Si des électeurs juifs votent malheureusement pour l’extrême droite, c’est aussi parce qu’une partie de la gauche, autrefois farouchement laïque, a totalement modifié son discours, probablement par pur opportunisme électoral. Il y a là un clientélisme qui mène à des postures communautaristes évidentes, perçues par beaucoup d’électeurs (juifs ou pas) comme privilégiant certaines communautés musulmanes et, par construction intellectuelle tous les islamistes radicaux.

Pour répondre à la question initiale, ce sont donc des discours extrémistes de droite mais aussi des propos et postures de gauche (le point évidemment totalement aveugle de l’analyse de Gérard Miller) qui entretiennent et renforcent de nombreux électeurs (juifs et non juifs) dans leurs peurs et leurs croyances.

Ne pas mesurer ces origines c’est s’interdire de comprendre la situation.
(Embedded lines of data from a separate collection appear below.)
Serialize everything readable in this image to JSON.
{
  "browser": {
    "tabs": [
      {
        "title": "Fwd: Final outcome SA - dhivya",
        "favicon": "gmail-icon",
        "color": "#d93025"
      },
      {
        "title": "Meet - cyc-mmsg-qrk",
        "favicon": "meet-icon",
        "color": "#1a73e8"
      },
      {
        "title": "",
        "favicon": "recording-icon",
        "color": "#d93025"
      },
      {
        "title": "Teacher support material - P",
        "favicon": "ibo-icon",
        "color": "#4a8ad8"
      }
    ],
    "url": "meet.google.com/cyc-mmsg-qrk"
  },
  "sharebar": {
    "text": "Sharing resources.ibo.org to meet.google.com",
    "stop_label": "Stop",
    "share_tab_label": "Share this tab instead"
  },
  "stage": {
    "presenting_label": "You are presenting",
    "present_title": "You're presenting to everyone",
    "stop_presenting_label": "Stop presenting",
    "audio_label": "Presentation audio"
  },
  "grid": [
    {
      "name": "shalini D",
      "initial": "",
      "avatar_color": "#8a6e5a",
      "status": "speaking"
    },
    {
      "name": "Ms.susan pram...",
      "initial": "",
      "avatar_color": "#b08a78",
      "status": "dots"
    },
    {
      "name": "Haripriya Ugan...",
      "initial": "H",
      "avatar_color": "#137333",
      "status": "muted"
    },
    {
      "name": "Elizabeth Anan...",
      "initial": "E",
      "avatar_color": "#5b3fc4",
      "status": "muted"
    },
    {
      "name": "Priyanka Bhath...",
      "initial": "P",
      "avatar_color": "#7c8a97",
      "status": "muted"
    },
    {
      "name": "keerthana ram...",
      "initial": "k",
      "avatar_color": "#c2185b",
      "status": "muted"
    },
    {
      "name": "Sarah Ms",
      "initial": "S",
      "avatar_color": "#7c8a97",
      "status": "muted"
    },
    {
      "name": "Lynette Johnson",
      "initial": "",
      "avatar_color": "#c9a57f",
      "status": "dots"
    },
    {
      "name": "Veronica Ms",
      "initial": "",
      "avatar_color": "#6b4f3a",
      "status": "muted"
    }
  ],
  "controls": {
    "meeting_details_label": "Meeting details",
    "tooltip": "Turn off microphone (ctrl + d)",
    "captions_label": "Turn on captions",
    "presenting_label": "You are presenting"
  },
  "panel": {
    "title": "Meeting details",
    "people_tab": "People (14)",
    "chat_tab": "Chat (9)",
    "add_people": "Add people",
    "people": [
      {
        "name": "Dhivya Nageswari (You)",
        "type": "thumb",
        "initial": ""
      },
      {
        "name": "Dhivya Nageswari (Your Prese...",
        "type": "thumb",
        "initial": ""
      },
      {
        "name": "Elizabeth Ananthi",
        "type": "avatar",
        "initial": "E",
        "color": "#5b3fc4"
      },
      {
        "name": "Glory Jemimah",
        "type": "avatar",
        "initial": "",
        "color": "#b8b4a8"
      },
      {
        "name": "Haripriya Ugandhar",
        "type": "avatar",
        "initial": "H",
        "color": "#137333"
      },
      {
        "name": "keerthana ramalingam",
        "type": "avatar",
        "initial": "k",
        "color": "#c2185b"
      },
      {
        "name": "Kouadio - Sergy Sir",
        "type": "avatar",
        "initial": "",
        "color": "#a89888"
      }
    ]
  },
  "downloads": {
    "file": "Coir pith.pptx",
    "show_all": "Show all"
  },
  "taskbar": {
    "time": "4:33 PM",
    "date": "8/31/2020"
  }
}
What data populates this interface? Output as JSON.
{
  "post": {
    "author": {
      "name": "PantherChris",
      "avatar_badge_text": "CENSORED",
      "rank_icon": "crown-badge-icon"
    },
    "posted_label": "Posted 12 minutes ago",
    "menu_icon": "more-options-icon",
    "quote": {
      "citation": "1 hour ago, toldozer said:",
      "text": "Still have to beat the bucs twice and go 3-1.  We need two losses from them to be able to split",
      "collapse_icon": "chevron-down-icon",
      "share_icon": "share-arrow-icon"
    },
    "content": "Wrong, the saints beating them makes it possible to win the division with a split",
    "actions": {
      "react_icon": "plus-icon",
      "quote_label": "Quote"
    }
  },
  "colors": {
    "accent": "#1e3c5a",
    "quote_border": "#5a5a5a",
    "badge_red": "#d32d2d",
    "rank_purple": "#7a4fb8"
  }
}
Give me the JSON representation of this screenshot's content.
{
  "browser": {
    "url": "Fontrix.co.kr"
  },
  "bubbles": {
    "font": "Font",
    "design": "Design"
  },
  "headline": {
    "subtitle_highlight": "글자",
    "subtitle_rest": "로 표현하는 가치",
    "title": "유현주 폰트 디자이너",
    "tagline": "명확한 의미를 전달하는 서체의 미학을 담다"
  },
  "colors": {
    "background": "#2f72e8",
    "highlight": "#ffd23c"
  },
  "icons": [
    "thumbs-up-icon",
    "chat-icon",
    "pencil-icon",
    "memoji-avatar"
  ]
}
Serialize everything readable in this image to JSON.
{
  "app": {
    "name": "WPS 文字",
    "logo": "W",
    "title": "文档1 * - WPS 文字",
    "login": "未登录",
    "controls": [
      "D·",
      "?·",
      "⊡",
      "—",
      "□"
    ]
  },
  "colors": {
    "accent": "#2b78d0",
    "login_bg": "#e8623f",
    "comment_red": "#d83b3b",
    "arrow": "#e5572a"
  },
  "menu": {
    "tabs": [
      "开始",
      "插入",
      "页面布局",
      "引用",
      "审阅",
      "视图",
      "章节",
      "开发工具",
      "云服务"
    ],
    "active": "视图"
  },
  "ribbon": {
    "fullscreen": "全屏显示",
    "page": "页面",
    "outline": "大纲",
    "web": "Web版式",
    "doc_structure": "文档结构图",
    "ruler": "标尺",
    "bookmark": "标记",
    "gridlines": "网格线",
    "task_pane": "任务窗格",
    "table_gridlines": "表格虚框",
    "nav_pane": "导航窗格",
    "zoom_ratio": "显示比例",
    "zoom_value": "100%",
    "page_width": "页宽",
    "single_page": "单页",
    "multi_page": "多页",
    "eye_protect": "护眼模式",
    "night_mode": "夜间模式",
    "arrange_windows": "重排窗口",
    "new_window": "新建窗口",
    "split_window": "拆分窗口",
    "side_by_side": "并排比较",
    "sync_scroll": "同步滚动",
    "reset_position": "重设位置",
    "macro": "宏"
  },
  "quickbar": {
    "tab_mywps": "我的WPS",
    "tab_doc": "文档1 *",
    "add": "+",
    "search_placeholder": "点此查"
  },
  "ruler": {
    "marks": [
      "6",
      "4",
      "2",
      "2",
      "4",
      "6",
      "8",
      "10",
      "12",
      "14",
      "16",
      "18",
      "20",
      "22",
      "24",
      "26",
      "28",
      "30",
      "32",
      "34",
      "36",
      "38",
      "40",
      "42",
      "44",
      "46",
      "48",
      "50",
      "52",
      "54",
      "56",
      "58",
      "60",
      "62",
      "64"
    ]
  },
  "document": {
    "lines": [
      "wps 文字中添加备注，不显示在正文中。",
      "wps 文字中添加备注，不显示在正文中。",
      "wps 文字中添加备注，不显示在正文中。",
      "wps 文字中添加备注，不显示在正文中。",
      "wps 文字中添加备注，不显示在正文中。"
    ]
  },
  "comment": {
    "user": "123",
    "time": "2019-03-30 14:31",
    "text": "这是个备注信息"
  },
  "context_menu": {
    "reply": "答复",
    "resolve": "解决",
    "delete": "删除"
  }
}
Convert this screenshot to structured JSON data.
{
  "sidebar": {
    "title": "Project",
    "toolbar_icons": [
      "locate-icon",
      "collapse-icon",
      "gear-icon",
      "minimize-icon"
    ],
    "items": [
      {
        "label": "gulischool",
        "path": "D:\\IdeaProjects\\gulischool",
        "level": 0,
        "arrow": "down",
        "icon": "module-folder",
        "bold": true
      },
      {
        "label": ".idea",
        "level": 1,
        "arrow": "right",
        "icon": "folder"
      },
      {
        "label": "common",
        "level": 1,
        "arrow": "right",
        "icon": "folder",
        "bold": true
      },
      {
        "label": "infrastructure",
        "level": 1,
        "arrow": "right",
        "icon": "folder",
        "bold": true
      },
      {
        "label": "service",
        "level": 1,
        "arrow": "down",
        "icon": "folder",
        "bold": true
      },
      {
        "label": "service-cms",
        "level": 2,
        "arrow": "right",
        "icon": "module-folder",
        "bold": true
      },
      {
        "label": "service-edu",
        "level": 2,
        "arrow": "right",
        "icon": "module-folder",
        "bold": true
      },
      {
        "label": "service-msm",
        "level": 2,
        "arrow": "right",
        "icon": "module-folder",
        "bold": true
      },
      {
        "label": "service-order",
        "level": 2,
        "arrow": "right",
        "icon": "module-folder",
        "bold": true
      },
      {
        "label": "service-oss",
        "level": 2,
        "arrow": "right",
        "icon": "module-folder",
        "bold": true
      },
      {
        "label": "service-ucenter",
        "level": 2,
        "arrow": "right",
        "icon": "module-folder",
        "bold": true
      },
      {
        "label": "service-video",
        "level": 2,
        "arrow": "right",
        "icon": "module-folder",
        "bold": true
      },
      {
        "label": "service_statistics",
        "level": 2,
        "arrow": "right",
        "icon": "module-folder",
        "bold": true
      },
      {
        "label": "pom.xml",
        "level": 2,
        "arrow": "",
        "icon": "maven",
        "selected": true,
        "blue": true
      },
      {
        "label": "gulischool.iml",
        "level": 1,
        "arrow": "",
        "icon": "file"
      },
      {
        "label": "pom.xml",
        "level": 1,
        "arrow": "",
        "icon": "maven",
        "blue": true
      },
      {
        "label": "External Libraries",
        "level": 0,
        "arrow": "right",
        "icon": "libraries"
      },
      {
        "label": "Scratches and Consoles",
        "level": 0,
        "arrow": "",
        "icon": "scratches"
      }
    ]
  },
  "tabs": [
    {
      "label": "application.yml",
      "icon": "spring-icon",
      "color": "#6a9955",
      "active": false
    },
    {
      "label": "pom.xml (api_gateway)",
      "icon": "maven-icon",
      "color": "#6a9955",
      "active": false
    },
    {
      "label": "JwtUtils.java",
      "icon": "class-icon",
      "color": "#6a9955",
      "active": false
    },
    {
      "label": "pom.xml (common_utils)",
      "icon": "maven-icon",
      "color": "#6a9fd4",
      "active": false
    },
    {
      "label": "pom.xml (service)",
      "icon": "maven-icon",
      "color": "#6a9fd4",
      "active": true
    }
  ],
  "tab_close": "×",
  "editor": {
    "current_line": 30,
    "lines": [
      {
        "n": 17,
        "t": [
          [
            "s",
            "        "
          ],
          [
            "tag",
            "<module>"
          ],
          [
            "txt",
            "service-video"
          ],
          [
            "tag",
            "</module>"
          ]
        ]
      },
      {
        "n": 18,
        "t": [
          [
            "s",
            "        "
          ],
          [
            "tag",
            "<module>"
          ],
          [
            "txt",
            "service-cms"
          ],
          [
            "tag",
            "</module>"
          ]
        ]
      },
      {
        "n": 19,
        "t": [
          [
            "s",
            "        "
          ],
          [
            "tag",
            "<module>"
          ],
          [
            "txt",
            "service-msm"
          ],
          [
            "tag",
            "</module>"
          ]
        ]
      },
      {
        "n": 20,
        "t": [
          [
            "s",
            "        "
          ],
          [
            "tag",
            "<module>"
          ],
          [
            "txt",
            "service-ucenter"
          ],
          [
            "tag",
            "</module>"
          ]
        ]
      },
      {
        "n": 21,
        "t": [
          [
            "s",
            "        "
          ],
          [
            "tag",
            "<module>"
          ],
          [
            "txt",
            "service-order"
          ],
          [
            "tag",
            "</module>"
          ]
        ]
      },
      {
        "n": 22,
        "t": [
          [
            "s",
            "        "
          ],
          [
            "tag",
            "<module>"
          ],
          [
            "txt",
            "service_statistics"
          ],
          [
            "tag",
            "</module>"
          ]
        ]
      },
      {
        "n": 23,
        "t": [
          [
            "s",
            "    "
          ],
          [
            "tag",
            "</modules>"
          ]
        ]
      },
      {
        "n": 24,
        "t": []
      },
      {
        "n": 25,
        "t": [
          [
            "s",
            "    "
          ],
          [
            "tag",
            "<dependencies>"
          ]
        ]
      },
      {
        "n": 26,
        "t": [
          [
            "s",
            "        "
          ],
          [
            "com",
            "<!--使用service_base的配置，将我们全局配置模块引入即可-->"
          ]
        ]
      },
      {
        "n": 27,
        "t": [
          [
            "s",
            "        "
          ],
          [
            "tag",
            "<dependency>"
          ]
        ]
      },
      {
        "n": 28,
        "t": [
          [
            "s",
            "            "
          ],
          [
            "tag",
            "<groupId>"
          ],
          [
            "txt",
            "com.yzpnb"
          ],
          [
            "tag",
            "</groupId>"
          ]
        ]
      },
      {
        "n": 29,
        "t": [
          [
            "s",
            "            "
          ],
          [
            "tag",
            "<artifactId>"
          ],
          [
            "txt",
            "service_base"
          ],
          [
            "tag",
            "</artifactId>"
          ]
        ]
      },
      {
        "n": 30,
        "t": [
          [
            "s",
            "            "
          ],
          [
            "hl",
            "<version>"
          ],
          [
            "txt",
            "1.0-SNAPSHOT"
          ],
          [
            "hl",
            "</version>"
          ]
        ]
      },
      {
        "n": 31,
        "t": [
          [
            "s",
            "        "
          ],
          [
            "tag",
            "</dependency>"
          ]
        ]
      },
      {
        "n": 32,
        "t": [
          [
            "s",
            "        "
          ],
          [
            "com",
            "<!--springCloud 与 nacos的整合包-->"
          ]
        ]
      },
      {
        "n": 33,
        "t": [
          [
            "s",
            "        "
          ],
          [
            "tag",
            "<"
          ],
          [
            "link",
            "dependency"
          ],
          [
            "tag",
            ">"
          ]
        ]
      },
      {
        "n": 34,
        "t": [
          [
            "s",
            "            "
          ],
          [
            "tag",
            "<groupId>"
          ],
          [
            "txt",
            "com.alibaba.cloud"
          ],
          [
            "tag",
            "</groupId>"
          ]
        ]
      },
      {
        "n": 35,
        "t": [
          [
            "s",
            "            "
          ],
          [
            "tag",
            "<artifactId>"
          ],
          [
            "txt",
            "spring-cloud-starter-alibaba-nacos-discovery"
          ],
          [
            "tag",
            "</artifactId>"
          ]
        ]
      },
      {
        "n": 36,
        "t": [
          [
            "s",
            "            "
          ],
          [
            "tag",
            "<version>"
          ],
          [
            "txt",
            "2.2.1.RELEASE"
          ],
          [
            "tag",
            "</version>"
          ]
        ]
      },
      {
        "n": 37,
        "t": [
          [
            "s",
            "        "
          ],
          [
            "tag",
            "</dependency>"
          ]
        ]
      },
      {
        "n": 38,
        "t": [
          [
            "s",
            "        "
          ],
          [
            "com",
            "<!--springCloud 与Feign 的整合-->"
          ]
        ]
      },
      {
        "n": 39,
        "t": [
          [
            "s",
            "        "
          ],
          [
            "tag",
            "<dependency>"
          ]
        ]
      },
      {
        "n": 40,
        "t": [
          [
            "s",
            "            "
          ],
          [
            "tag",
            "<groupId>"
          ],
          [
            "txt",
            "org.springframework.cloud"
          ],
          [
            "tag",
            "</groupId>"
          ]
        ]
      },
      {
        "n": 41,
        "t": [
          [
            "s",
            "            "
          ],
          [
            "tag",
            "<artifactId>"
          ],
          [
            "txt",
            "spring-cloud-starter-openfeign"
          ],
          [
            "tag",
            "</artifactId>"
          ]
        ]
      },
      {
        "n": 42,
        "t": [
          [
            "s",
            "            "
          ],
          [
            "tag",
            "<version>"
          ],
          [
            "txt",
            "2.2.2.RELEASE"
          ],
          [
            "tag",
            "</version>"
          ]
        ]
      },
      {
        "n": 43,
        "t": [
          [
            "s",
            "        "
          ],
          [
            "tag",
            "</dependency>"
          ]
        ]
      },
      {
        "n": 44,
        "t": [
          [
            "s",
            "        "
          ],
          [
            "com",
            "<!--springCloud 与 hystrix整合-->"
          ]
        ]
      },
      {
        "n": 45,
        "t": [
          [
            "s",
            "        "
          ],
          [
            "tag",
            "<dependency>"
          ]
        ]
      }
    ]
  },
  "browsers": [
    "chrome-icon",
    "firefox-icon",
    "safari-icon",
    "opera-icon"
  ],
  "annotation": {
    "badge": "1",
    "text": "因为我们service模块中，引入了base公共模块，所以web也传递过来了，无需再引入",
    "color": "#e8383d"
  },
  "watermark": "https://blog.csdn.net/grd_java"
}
Post scriptum Gérard Miller établit une liste de ce qu’il nomme les « abominations antisémites de ces quarante dernières années », de l’attentat de Copernic à l’assassinat de Sarah Halimi. Il y omet malheureusement l’assassinat, le 19 mars 2012, par Mohamed Merah, devant l’établissement scolaire juif Ozar Hatorah, à Toulouse, de trois enfants et d’un enseignant juifs. Tués tous les quatre parce qu’ils étaient juifs. Tout comme Merah avait tué, quelques jours plus tôt, trois militaires Français, parce qu’ils étaient des militaires Français. Cet oubli est fâcheux.

4 Commentaires

  1. Merci pour ce billet. Je me demande toutefois si insister systématiquement et exclusivement sur les errements de certains à gauche, et sur l’antisémitisme qui a germé dans une partie de la communauté musulmane, dès qu’on évoque une certaine fascisation des esprits et la constante progression de l’extrême-droite, que ce soit parmi des Français juifs ou non, on ne participe pas à une forme de justification et donc de banalisation du fascisme qui vient. Pas de méprise, je suis toujours pour expliquer et comprendre, mais quand l’explication se contente systématiquement et exclusivement de regarder à gauche et parmi les musulmans, je me dis qu’on en oublie un peu facilement l’essentiel, par exemple ici de dire que la fascisation de Français juifs est aussi tragique que coupable, terriblement dangereuse. Et cet oubli là également est fâcheux.

  2. Mais le problème c’est que la proportion de juifs passés à l’extrême droite est une quantité très marginale surtout au regard de la taille minime de la « communauté » dont on parle. Miller parle de combien de personnes en vérité ??? Ce sera toujours trop, mais combien ?

  3. Les mouvements de gauche recrutent dans les mécontents, ceux qui se plaignent des contrôles de police, ceux qui refusent les règles « laïques » :le voile, les signes religieux, ceux qui rencontrent les difficultés de trouver un emploi ou un logement, ceux qui ne sont pas intégrés et rejetés dans certains quartiers plutôt pauvres.
    Et comme ces nouveaux militants prennent de l’ampleur, s’épaulent dans une « communauté » de pensée ils influent sur les choix de développement de projets.
    Comme ces groupes avaient pris le pouvoir dans les équipes sportives (foot, lutte, …) à partir des équipes d’entreprises syndicales (FC-Sochaux, SFC-Montataire, …)
    Clientélisme = , influence, argent, pouvoir …

  4. Petit détail:  » juif » s’écrit avec une minuscule lorsqu’il indique la religion ( comme catholique, musulman, etc.) , avec une majuscule ( » Juif ») lorsqu’il indique l’ethnie.

    Et petite question préalable: définition d’ un Juif ? Tous ceux que je connais sont athées.